La Cour suprême du Sénégal a statué vendredi contre l’opposant Ousmane Sonko dans son appel pour diffamation, portant un nouveau coup dur à ses espoirs de concourir à l’élection présidentielle du mois prochain, ont indiqué des avocats.
Sonko, 49 ans, fait face à diverses poursuites judiciaires depuis 2021. Celles-ci ont entravé ses projets de briguer la présidence lors du vote du 25 février et provoqué des troubles qui ont porté atteinte à la réputation du Sénégal comme l’une des démocraties les plus stables d’Afrique de l’Ouest.
Après des délibérations qui se sont étendues de jeudi jusqu’aux premières heures de vendredi, le tribunal a rejeté l’appel de Sonko contre la condamnation du mois de mai, ce qui lui a valu une peine de six mois avec sursis pour diffamation, ont indiqué les avocats impliqués dans l’affaire.
Selon la loi sénégalaise, Sonko ne peut pas participer à la course présidentielle tant que cette condamnation est confirmée.
« Nous venons d’enregistrer une grande victoire. La peine (…) est maintenue, Ousmane Sonko ne pourra donc pas participer au scrutin », a déclaré à la radio l’avocat du plaignant, El Hadji Diouf.
L’équipe juridique de Sonko a déclaré que le revers n’était pas définitif. « Le combat va continuer », a déclaré son avocat Cire Clédor Ly aux journalistes devant le tribunal de Dakar, la capitale.
Il n’y a eu aucun signe immédiat de protestation publique en réponse à cette décision.

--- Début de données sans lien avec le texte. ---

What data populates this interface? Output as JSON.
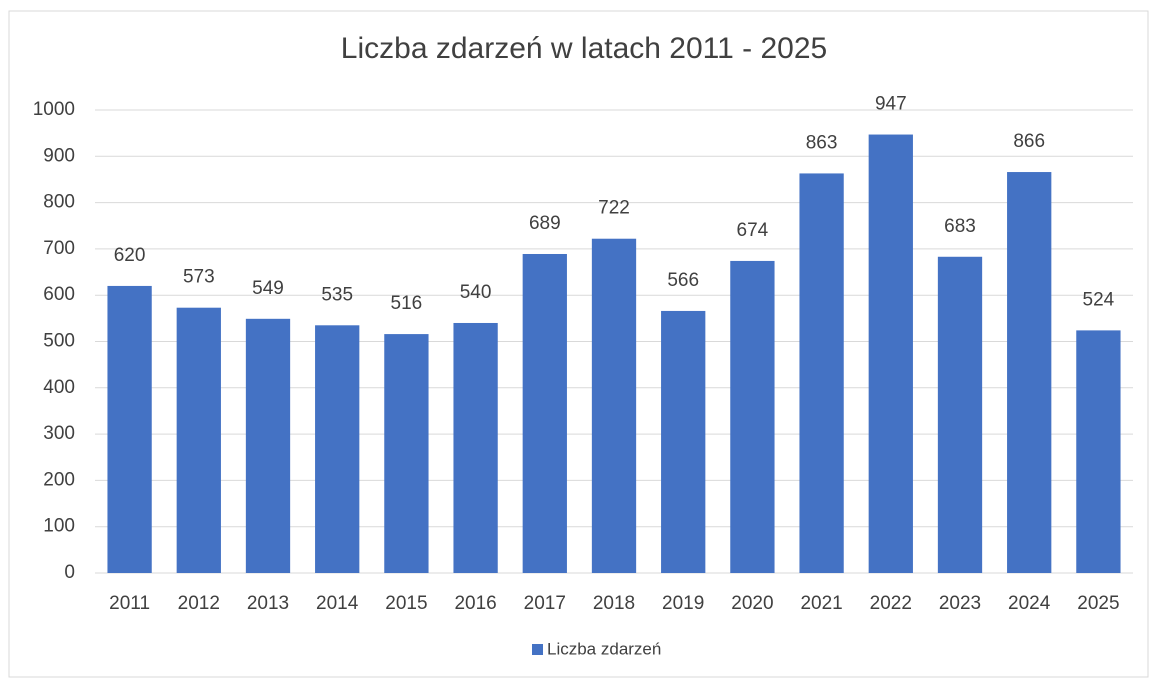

La saga judiciaire de Sonko a commencé lorsqu’il a été accusé de viol en 2021, déclenchant des troubles meurtriers à travers le pays qui ont depuis éclaté sporadiquement à la suite de diverses décisions de justice.
Il nie tout acte répréhensible et affirme que toutes les accusations portées contre lui sont politiquement motivées. Le gouvernement s’y oppose et accuse Sonko d’attiser la violence. Il a dissous son parti Pastef en juillet.
« Personne ne doute de l’aspect politique de cette affaire qui vise à éliminer le leader de l’opposition », a déclaré le porte-parole de Pastef, El Malick Ndiaye, commentant le dernier jugement.
« Sonko reste toujours en course », a-t-il déclaré à la radio nationale.
Après s’être classé troisième à l’élection présidentielle sénégalaise de 2019, Sonko est considéré comme un challenger potentiel de taille dans la course à la succession du président Macky Sall.
Sonko a présenté sa candidature le mois dernier après qu’un autre tribunal de la ville méridionale de Zinguichor, où Sonko est maire, a ordonné sa réinscription sur les listes électorales.
Il avait été radié après avoir été arrêté en juillet pour insurrection. Il est depuis en détention.
La commission électorale examine les candidatures et devrait publier une liste finale des candidats élus à la présidentielle d’ici le 20 janvier.